U kunt er zeker van zijn dat de profetie van Ezechiël een veel diepere les te leren heeft — een les die Jehovah’s Getuigen nog zullen moeten gaan leren. Feit is dat de oordelen in Ezechiël over Tyrus en Egypte betrekking hebben op de aankomende plotselinge ondergang van het Anglo-Amerikaanse duo — waarbij Tyrus een voorafschaduwing betreft van de moderne stad Londen. De reden dat er over de koning van Tyrus wordt gesproken in termen die verwijzen naar Satan, is omdat Londen de moderne troon van Satan is. Wanneer Satan daadwerkelijk uit de hemel zal worden geslingerd zal dit een domino-effect veroorzaken waarbij zijn aardse troon zal worden verwoest – in het boek Openbaring wordt dit afgebeeld als de kop van het beest dat een dodelijke klap te verduren krijgt. Deze zaken werden overigens ook uitgebreid belicht in het boek “Jehovah zelf is koning geworden”. (Zie hoofdstuk 15 – “Londen is Gevallen”, evenals hoofdstuk 14 – “Ondergang van Amerika”)
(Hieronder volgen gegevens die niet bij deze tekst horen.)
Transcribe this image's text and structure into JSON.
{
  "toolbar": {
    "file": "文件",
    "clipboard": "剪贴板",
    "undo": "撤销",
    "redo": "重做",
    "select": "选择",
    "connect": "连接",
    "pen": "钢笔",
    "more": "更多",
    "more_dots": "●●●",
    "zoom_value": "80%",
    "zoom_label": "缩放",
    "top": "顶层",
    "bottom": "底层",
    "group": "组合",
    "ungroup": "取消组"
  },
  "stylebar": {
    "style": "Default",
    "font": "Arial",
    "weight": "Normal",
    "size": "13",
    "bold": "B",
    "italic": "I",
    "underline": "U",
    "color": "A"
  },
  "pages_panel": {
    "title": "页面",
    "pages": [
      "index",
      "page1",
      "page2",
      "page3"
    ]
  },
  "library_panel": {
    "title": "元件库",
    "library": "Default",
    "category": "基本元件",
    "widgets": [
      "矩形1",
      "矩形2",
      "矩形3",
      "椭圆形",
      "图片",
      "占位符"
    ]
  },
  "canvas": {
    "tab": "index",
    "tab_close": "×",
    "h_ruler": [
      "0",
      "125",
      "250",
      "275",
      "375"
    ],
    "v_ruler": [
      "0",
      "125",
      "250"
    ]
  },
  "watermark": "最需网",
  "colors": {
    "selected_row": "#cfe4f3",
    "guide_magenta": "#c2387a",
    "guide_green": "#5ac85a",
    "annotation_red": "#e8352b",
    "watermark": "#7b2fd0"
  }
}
De ineenstorting van het huidige Anglo-Amerikaanse systeem zal leiden tot de invoering van een communistische wereldregering — de achtste koning, het grotere Babylon. Dan zullen Gods oordelen pas worden voltrokken tegen degenen die op hoge toon opscheppen over het beoefenen van ‘zuivere aanbidding’. Ook zullen dan de dwaze profeten door Jehovah God worden vernederd. Dan zullen ze eindelijk de ware betekenis gaan begrijpen van de zinsnede “en ze zullen moeten weten dat ik Jehovah ben”.